Business Today

Right as rain

The recent revival in the monsoon has come as a shot in the arm for the farm sector.
Ajay Modi   Delhi     Print Edition: Sept 28, 2014
Coming up a cloud: Paddy sowing in progress in Kalahandi district, Odisha. Photo: Shekhar Ghosh.

Concerns about the outlook for the kharif crop have abated with monsoon rains picking up in August. Indeed, sowing is almost complete and the area under summer crops is only three per cent lower than last year. The gap was 27 per cent on July 25.

The kharif season accounts for almost half of the agricultural output, and the monsoon's revival is significant because it was the farm sector that supported sagging gross domestic product (GDP) growth in 2013/14. Manufacturing and mining growth slipped last fiscal year due to the policy paralysis of the previous United Progressive Alliance government. GDP grew 4.7 per cent in 2013/14, with the farm sector expanding at the same pace.

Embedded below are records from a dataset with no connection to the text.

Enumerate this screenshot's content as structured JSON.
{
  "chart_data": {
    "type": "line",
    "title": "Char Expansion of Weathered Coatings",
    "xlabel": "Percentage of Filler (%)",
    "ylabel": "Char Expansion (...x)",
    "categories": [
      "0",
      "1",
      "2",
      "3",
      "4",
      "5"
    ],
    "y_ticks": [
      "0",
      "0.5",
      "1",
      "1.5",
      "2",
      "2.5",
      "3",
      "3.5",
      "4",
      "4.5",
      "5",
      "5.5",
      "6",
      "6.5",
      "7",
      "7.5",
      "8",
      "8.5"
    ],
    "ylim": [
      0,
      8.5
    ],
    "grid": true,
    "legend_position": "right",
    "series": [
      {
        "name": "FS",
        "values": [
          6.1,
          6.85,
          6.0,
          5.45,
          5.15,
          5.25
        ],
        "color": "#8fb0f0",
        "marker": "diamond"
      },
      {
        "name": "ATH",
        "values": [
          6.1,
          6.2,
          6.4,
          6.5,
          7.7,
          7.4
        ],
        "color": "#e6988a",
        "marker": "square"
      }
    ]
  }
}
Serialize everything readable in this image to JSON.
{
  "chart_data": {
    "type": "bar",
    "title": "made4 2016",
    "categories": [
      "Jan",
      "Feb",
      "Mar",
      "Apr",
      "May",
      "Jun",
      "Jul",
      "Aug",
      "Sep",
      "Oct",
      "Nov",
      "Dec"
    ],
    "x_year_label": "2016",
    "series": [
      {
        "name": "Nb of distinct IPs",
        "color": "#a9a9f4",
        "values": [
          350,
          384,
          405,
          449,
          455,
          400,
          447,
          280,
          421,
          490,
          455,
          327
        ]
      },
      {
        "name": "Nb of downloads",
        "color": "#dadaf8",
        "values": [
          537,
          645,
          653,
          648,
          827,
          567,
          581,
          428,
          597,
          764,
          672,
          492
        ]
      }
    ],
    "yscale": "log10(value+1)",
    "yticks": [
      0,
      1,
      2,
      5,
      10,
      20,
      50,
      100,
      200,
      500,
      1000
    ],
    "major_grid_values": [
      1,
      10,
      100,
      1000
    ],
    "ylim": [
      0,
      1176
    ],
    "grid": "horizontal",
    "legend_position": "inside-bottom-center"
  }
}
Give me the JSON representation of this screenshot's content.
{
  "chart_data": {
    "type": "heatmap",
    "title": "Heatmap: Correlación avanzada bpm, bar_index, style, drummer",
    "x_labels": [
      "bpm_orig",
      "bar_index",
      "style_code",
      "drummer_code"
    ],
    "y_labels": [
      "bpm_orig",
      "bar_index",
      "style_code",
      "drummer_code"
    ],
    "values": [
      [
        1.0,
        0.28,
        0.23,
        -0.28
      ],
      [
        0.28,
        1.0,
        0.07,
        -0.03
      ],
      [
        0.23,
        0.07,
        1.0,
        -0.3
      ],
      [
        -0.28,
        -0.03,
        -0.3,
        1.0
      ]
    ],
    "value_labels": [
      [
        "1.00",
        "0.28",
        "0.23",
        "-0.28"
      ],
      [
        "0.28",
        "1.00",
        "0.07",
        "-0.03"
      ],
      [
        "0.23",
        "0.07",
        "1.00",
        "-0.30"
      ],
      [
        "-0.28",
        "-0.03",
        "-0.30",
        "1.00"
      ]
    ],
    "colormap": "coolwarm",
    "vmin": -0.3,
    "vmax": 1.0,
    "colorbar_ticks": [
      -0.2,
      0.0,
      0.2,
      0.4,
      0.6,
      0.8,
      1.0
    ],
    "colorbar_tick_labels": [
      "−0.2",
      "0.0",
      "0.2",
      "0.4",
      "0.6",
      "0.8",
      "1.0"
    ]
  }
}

While manufacturing and mining have moved back into the positive territory in the first quarter of this fiscal year thanks to improved business sentiment under the Narendra Modi government, there were concerns about the impact of poor rains on the economy. The situation looks better now.

The government expects GDP to grow by 5.7 to 5.9 per cent in 2014/15. Robust farm growth can contain inflation, support industry and services, and increase job opportunities in rural India. PK Joshi, South Asia Director at International Food Policy Research Institute, says the farm sector will grow this year as well though the pace may slow down.

The India Meteorological Department estimates rainfall this year to be 13 per cent lower than normal. The deficit in northwest India, with states like Punjab, Haryana, Rajasthan and Uttar Pradesh, was 34 per cent until August 27. But Haryana and Punjab are well-irrigated and that will mitigate the impact of a suboptimal monsoon.

Data from the agriculture ministry shows that paddy was sown on 36 million hectares by early September, marginally lower than last year. Pulses were sown on 9.72 million hectares against 10.36 million hectares in 2013 while oilseeds were sown on 17.34 million hectares compared with 18.89 million hectares last year.

Cotton has been sown on 12.37 million hectares, higher than 11.31 million hectares in 2013. "Crops like pulses and coarse cereals will attain the required growth," says J. S. Sandhu, Agriculture Commissioner in the Ministry of Agriculture, who has set out on a tour to evaluate crop prospects in states. "There will be negligible impact of delayed sowing."